The main risks arising from the Company's financial instruments are interest
rate movements, liquidity risk, and credit risk. The Directors do not
consider there to be significant exposure to market or price risk.
Interest rate risk
It is the Company's policy to regularly review the Company's exposure to
interest rate risk.
Financial assets
The Company's exposure to interest rate risk currently applies only to the
interest received on cash deposits which is based on the NatWest base rate.
The Company's floating rate cash balances at the year-end were £115,412 (2016:
£115,391).
13. FINANCIAL INSTRUMENTS (continued)
Liquidity risk
The principal risk to which the Company is exposed is liquidity risk. The
nature of the Company's activities means it finances its operations through
retained earnings and the issue of new shares to investors. The principal
cash requirements are in relation to the Company's investing policy and
meeting working capital requirements. The Company seeks to manage liquidity
through planning, forecasting, and careful cash management.
Credit risk
The Company carries out credit checks on potential customers and monitors and
chases debts that are overdue to mitigate their credit risk.
Capital management
The Company's main objective when managing capital is to protect returns to
shareholders by ensuring the Company will continue to invest and trade
profitably in the foreseeable future. The Company also aims to maximise its
capital structure of equity so as to minimise its cost of capital. The
Company expects its current and projected capital resources to be sufficient
to cover its existing liabilities.
The Company has not made any changes to its capital management during the
year.
14. ULTIMATE CONTROLLING PARTY
The Company is admitted to AIM and there is no individual controlling party.
The Directors' Report provides details of those shareholders with an
individual holding exceeding 3% of issued share capital.
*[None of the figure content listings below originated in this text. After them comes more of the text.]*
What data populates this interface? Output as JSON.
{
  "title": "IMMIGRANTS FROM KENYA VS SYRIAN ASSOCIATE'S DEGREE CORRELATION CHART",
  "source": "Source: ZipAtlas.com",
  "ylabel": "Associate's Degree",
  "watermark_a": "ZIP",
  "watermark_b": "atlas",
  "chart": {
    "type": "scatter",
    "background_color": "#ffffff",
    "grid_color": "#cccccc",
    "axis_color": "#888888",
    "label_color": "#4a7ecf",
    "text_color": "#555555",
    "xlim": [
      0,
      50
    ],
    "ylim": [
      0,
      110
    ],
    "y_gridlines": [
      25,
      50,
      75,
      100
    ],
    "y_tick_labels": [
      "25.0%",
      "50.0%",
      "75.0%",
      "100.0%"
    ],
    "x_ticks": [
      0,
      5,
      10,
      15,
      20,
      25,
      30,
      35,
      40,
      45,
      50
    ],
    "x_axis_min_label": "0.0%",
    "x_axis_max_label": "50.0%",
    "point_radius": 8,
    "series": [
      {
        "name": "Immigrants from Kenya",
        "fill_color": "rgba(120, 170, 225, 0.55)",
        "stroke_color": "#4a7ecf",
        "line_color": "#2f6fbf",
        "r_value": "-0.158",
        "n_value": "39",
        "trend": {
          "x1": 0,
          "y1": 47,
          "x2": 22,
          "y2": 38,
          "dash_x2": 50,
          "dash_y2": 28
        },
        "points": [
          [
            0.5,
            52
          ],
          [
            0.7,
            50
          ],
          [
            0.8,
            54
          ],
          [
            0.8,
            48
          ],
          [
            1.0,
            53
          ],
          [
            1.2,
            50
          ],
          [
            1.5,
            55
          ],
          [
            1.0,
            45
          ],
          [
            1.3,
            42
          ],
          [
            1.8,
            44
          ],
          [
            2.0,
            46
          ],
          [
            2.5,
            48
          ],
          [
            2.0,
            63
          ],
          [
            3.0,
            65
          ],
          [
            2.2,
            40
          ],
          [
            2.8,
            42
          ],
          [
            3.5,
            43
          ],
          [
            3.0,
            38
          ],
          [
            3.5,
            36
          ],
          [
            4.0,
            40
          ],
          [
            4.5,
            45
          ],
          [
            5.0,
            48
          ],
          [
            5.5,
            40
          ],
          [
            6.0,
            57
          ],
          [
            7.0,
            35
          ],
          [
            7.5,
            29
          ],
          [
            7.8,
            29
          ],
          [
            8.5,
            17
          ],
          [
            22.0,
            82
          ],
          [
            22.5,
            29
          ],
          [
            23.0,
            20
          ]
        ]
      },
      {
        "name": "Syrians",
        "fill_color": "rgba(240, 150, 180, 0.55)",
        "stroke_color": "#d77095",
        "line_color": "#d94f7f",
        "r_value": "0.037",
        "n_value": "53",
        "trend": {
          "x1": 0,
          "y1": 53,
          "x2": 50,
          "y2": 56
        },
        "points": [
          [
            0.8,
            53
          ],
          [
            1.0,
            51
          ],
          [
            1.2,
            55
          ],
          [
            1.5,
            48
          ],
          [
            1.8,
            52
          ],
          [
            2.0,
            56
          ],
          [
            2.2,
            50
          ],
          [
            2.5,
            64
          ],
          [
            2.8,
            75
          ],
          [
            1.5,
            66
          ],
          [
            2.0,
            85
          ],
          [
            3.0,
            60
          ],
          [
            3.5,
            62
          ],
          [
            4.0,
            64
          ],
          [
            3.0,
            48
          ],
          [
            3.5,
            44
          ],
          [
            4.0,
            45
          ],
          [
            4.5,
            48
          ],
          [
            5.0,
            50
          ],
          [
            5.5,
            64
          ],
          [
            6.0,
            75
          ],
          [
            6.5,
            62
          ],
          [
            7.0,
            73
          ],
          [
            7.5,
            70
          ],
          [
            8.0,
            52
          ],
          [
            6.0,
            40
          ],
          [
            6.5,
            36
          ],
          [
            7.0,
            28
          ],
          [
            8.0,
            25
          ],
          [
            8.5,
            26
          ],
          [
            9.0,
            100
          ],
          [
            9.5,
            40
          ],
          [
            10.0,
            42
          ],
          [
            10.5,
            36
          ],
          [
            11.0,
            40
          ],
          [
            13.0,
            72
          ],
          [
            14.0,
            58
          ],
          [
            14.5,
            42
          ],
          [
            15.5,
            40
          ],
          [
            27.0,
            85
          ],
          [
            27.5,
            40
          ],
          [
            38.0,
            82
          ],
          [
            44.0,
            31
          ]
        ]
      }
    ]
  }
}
15. RELATED PARTY DISCLOSURES
As well as remuneration of Directors (Note 5), the following transactions fall
within the scope of IAS 24 Related Party Disclosures.
During the year Sports Resource Group Limited, a company controlled by Chris
Akers who is a shareholder in Yolo Leisure and Technology Plc was paid
£160,000 (2016: £Nil) for corporate services. At the year end the Company owed
£Nil (2016: £Nil) to Sports Resource Group Limited.
16. Post Balance Sheet Events
TVPlayer - is raising further funds of £12m to invest further in technology,
marketing and some senior appointments. It has to date secured over £2m from
existing and new investors. YOLO has agreed to invest a further £50,000 in
TVPlayer via a convertible loan note as part of this fundraise.
Magic Media Works has secured commitments of £1.46m from existing and new
investors towards an intended £2 million new round of financing.
Henrik Holmark, previously the CFO of Pandora Jewellery, has invested £650,000
in this fund raise and will join the Magic board as a non-executive director.
YOLO has taken the strategic decision not to invest additional capital into
Magic. Further, as the largest shareholder in Magic, YOLO agreed to release
some of its shares in Magic and its anti-dilution rights to acquire additional
shares in Magic to new investors for nominal consideration in order to assist
Magic in completing the fund raise and so help it to achieve its goals and
potential. The board of Magic confirmed to YOLO that the provision of this
support by YOLO has been instrumental in allowing Magic to move forward to the
successful completion of this funding round.